Array-based MLPA to detect recurrent copy number variations in patients with idiopathic mental retardation

• Published in: American journal of medical genetics. Part A Vol. 155A; no. 2; pp. 343 - 348
• Main Authors: Rooms, Liesbeth, Vandeweyer, Geert, Reyniers, Edwin, van Mol, Kurt, de Canck, Ilse, Van der Aa, Nathalie, Rossau, Rudi, Kooy, R. Frank
• Format: Journal Article
• Language: English
• Published: Hoboken Wiley Subscription Services, Inc., A Wiley Company 01.02.2011; Wiley-Liss
• Subjects: Adult and adolescent clinical studies; Algorithms; array-based MLPA; Biological and medical sciences; Chromosome Deletion; copy number; copy number variation; DNA; DNA Primers - genetics; DNA probes; DNA Probes - genetics; Fragile X syndrome; Genomes; genomics; Humans; In Situ Hybridization, Fluorescence; Intellectual deficiency; Intellectual Disability - genetics; Medical genetics; Medical sciences; Mental disorders; Mental retardation; Microarray Analysis - methods; Psychology. Psychoanalysis. Psychiatry; Psychopathology. Psychiatry; Human; array-based MLPA; Relapse; copy number variation; Copy number; Idiopathic; Intellectual deficiency; Variations; Patient; Developmental disorder; Recurrent; Mental retardation
• ISSN: 1552-4825; 1552-4833; 1552-4833
• DOI: 10.1002/ajmg.a.33810

Microdeletions, either subtelomeric or interstitial, are responsible for the mental handicap in approximately 10–20% of all patients.
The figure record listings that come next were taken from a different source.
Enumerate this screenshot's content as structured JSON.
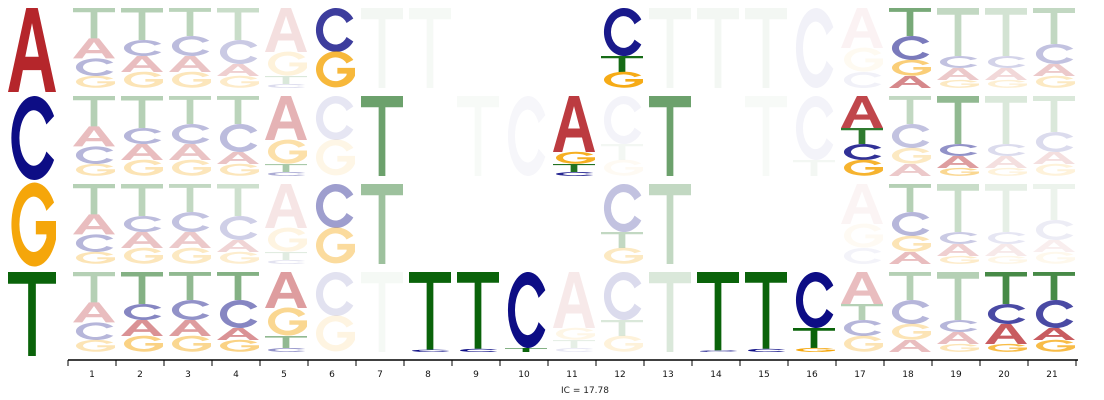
{
  "chart_data": {
    "type": "sequence-logo",
    "alphabet": [
      "A",
      "C",
      "G",
      "T"
    ],
    "colors": {
      "A": "#b5262b",
      "C": "#0d0d85",
      "G": "#f5a60a",
      "T": "#0a630a"
    },
    "positions": [
      "1",
      "2",
      "3",
      "4",
      "5",
      "6",
      "7",
      "8",
      "9",
      "10",
      "11",
      "12",
      "13",
      "14",
      "15",
      "16",
      "17",
      "18",
      "19",
      "20",
      "21"
    ],
    "rows": [
      {
        "letter": "A",
        "cells": [
          {
            "A": 0.25,
            "C": 0.22,
            "G": 0.15,
            "T": 0.38,
            "opacity": 0.3
          },
          {
            "A": 0.2,
            "C": 0.2,
            "G": 0.2,
            "T": 0.4,
            "opacity": 0.3
          },
          {
            "A": 0.2,
            "C": 0.25,
            "G": 0.2,
            "T": 0.35,
            "opacity": 0.28
          },
          {
            "A": 0.15,
            "C": 0.3,
            "G": 0.15,
            "T": 0.4,
            "opacity": 0.22
          },
          {
            "A": 0.55,
            "C": 0.05,
            "G": 0.3,
            "T": 0.1,
            "opacity": 0.15
          },
          {
            "A": 0.0,
            "C": 0.55,
            "G": 0.45,
            "T": 0.0,
            "opacity": 0.8
          },
          {
            "A": 0.0,
            "C": 0.0,
            "G": 0.0,
            "T": 1.0,
            "opacity": 0.05
          },
          {
            "A": 0.0,
            "C": 0.0,
            "G": 0.0,
            "T": 1.0,
            "opacity": 0.04
          },
          {
            "A": 0,
            "C": 0,
            "G": 0,
            "T": 0,
            "opacity": 0
          },
          {
            "A": 0,
            "C": 0,
            "G": 0,
            "T": 0,
            "opacity": 0
          },
          {
            "A": 0,
            "C": 0,
            "G": 0,
            "T": 0,
            "opacity": 0
          },
          {
            "A": 0.0,
            "C": 0.6,
            "G": 0.2,
            "T": 0.2,
            "opacity": 0.95
          },
          {
            "A": 0.0,
            "C": 0.0,
            "G": 0.0,
            "T": 1.0,
            "opacity": 0.05
          },
          {
            "A": 0.0,
            "C": 0.0,
            "G": 0.0,
            "T": 1.0,
            "opacity": 0.05
          },
          {
            "A": 0.0,
            "C": 0.0,
            "G": 0.0,
            "T": 1.0,
            "opacity": 0.05
          },
          {
            "A": 0.0,
            "C": 1.0,
            "G": 0.0,
            "T": 0.0,
            "opacity": 0.06
          },
          {
            "A": 0.5,
            "C": 0.2,
            "G": 0.3,
            "T": 0.0,
            "opacity": 0.06
          },
          {
            "A": 0.15,
            "C": 0.3,
            "G": 0.2,
            "T": 0.35,
            "opacity": 0.55
          },
          {
            "A": 0.15,
            "C": 0.15,
            "G": 0.1,
            "T": 0.6,
            "opacity": 0.25
          },
          {
            "A": 0.15,
            "C": 0.15,
            "G": 0.1,
            "T": 0.6,
            "opacity": 0.18
          },
          {
            "A": 0.15,
            "C": 0.25,
            "G": 0.15,
            "T": 0.45,
            "opacity": 0.25
          }
        ]
      },
      {
        "letter": "C",
        "cells": [
          {
            "A": 0.25,
            "C": 0.22,
            "G": 0.15,
            "T": 0.38,
            "opacity": 0.3
          },
          {
            "A": 0.2,
            "C": 0.2,
            "G": 0.2,
            "T": 0.4,
            "opacity": 0.3
          },
          {
            "A": 0.2,
            "C": 0.25,
            "G": 0.2,
            "T": 0.35,
            "opacity": 0.28
          },
          {
            "A": 0.15,
            "C": 0.35,
            "G": 0.15,
            "T": 0.35,
            "opacity": 0.28
          },
          {
            "A": 0.55,
            "C": 0.05,
            "G": 0.3,
            "T": 0.1,
            "opacity": 0.35
          },
          {
            "A": 0.0,
            "C": 0.55,
            "G": 0.45,
            "T": 0.0,
            "opacity": 0.1
          },
          {
            "A": 0.0,
            "C": 0.0,
            "G": 0.0,
            "T": 1.0,
            "opacity": 0.6
          },
          {
            "A": 0,
            "C": 0,
            "G": 0,
            "T": 0,
            "opacity": 0
          },
          {
            "A": 0.0,
            "C": 0.0,
            "G": 0.0,
            "T": 1.0,
            "opacity": 0.03
          },
          {
            "A": 0.0,
            "C": 1.0,
            "G": 0.0,
            "T": 0.0,
            "opacity": 0.04
          },
          {
            "A": 0.7,
            "C": 0.05,
            "G": 0.15,
            "T": 0.1,
            "opacity": 0.9
          },
          {
            "A": 0.0,
            "C": 0.6,
            "G": 0.2,
            "T": 0.2,
            "opacity": 0.05
          },
          {
            "A": 0.0,
            "C": 0.0,
            "G": 0.0,
            "T": 1.0,
            "opacity": 0.6
          },
          {
            "A": 0,
            "C": 0,
            "G": 0,
            "T": 0,
            "opacity": 0
          },
          {
            "A": 0.0,
            "C": 0.0,
            "G": 0.0,
            "T": 1.0,
            "opacity": 0.03
          },
          {
            "A": 0.0,
            "C": 0.8,
            "G": 0.0,
            "T": 0.2,
            "opacity": 0.05
          },
          {
            "A": 0.4,
            "C": 0.2,
            "G": 0.2,
            "T": 0.2,
            "opacity": 0.85
          },
          {
            "A": 0.15,
            "C": 0.3,
            "G": 0.2,
            "T": 0.35,
            "opacity": 0.25
          },
          {
            "A": 0.15,
            "C": 0.15,
            "G": 0.1,
            "T": 0.6,
            "opacity": 0.45
          },
          {
            "A": 0.15,
            "C": 0.15,
            "G": 0.1,
            "T": 0.6,
            "opacity": 0.15
          },
          {
            "A": 0.15,
            "C": 0.25,
            "G": 0.15,
            "T": 0.45,
            "opacity": 0.15
          }
        ]
      },
      {
        "letter": "G",
        "cells": [
          {
            "A": 0.25,
            "C": 0.22,
            "G": 0.15,
            "T": 0.38,
            "opacity": 0.3
          },
          {
            "A": 0.2,
            "C": 0.2,
            "G": 0.2,
            "T": 0.4,
            "opacity": 0.28
          },
          {
            "A": 0.2,
            "C": 0.25,
            "G": 0.2,
            "T": 0.35,
            "opacity": 0.25
          },
          {
            "A": 0.15,
            "C": 0.3,
            "G": 0.15,
            "T": 0.4,
            "opacity": 0.2
          },
          {
            "A": 0.55,
            "C": 0.05,
            "G": 0.3,
            "T": 0.1,
            "opacity": 0.12
          },
          {
            "A": 0.0,
            "C": 0.55,
            "G": 0.45,
            "T": 0.0,
            "opacity": 0.4
          },
          {
            "A": 0.0,
            "C": 0.0,
            "G": 0.0,
            "T": 1.0,
            "opacity": 0.4
          },
          {
            "A": 0,
            "C": 0,
            "G": 0,
            "T": 0,
            "opacity": 0
          },
          {
            "A": 0,
            "C": 0,
            "G": 0,
            "T": 0,
            "opacity": 0
          },
          {
            "A": 0,
            "C": 0,
            "G": 0,
            "T": 0,
            "opacity": 0
          },
          {
            "A": 0,
            "C": 0,
            "G": 0,
            "T": 0,
            "opacity": 0
          },
          {
            "A": 0.0,
            "C": 0.6,
            "G": 0.2,
            "T": 0.2,
            "opacity": 0.25
          },
          {
            "A": 0.0,
            "C": 0.0,
            "G": 0.0,
            "T": 1.0,
            "opacity": 0.25
          },
          {
            "A": 0,
            "C": 0,
            "G": 0,
            "T": 0,
            "opacity": 0
          },
          {
            "A": 0,
            "C": 0,
            "G": 0,
            "T": 0,
            "opacity": 0
          },
          {
            "A": 0,
            "C": 0,
            "G": 0,
            "T": 0,
            "opacity": 0
          },
          {
            "A": 0.5,
            "C": 0.2,
            "G": 0.3,
            "T": 0.0,
            "opacity": 0.05
          },
          {
            "A": 0.15,
            "C": 0.3,
            "G": 0.2,
            "T": 0.35,
            "opacity": 0.3
          },
          {
            "A": 0.15,
            "C": 0.15,
            "G": 0.1,
            "T": 0.6,
            "opacity": 0.22
          },
          {
            "A": 0.15,
            "C": 0.15,
            "G": 0.1,
            "T": 0.6,
            "opacity": 0.1
          },
          {
            "A": 0.15,
            "C": 0.25,
            "G": 0.15,
            "T": 0.45,
            "opacity": 0.08
          }
        ]
      },
      {
        "letter": "T",
        "cells": [
          {
            "A": 0.25,
            "C": 0.22,
            "G": 0.15,
            "T": 0.38,
            "opacity": 0.3
          },
          {
            "A": 0.2,
            "C": 0.2,
            "G": 0.2,
            "T": 0.4,
            "opacity": 0.5
          },
          {
            "A": 0.2,
            "C": 0.25,
            "G": 0.2,
            "T": 0.35,
            "opacity": 0.45
          },
          {
            "A": 0.15,
            "C": 0.35,
            "G": 0.15,
            "T": 0.35,
            "opacity": 0.5
          },
          {
            "A": 0.45,
            "C": 0.05,
            "G": 0.35,
            "T": 0.15,
            "opacity": 0.45
          },
          {
            "A": 0.0,
            "C": 0.55,
            "G": 0.45,
            "T": 0.0,
            "opacity": 0.12
          },
          {
            "A": 0.0,
            "C": 0.0,
            "G": 0.0,
            "T": 1.0,
            "opacity": 0.04
          },
          {
            "A": 0.0,
            "C": 0.03,
            "G": 0.0,
            "T": 0.97,
            "opacity": 1.0
          },
          {
            "A": 0.0,
            "C": 0.04,
            "G": 0.0,
            "T": 0.96,
            "opacity": 1.0
          },
          {
            "A": 0.0,
            "C": 0.95,
            "G": 0.0,
            "T": 0.05,
            "opacity": 1.0
          },
          {
            "A": 0.7,
            "C": 0.05,
            "G": 0.15,
            "T": 0.1,
            "opacity": 0.1
          },
          {
            "A": 0.0,
            "C": 0.6,
            "G": 0.2,
            "T": 0.2,
            "opacity": 0.15
          },
          {
            "A": 0.0,
            "C": 0.0,
            "G": 0.0,
            "T": 1.0,
            "opacity": 0.15
          },
          {
            "A": 0.0,
            "C": 0.02,
            "G": 0.0,
            "T": 0.98,
            "opacity": 1.0
          },
          {
            "A": 0.0,
            "C": 0.04,
            "G": 0.0,
            "T": 0.96,
            "opacity": 1.0
          },
          {
            "A": 0.0,
            "C": 0.7,
            "G": 0.05,
            "T": 0.25,
            "opacity": 1.0
          },
          {
            "A": 0.4,
            "C": 0.2,
            "G": 0.2,
            "T": 0.2,
            "opacity": 0.3
          },
          {
            "A": 0.15,
            "C": 0.3,
            "G": 0.2,
            "T": 0.35,
            "opacity": 0.3
          },
          {
            "A": 0.15,
            "C": 0.15,
            "G": 0.1,
            "T": 0.6,
            "opacity": 0.3
          },
          {
            "A": 0.25,
            "C": 0.25,
            "G": 0.1,
            "T": 0.4,
            "opacity": 0.75
          },
          {
            "A": 0.15,
            "C": 0.35,
            "G": 0.15,
            "T": 0.35,
            "opacity": 0.75
          }
        ]
      }
    ],
    "xlabel": "IC = 17.78"
  }
}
Currently, Multiplex Ligation‐dependent Probe Amplification (MLPA) is widely used to detect these small aberrations in a routine fashion. Although cost‐effective, the throughput is low and the degree of multiplexing is limited to maximally 40–50 probes. Therefore, we developed an array‐based MLPA method, with probes identified by unique tag sequences, allowing the simultaneous analysis of 180 probes in a single experiment thereby covering all known mental retardation loci with at least two probes. We screened 120 patients with idiopathic mental retardation. In this group we detected 6 aberrations giving a detection rate of 5%, consistent with similar studies. In addition we tested 293 patients with mental retardation who were negative for fragile X syndrome and commercially available subtelomeric MLPA. We found seven causative rearrangements in this group (detection rate of 2.4%) thereby illustrating the value of including probes for interstitial microdeletion syndromes and additional probes in the telomeric regions in targeted screening sets for mental retardation. Array‐based MLPA may thus be a good candidate to develop probe sets that rapidly detect copy number changes of disease associated loci in the human genome. This method may become a valuable tool in a routine diagnostic setting as it is a fast, user‐friendly and relatively low‐cost technique providing straightforward results requiring only 125 ng of genomic DNA. © 2011 Wiley‐Liss, Inc.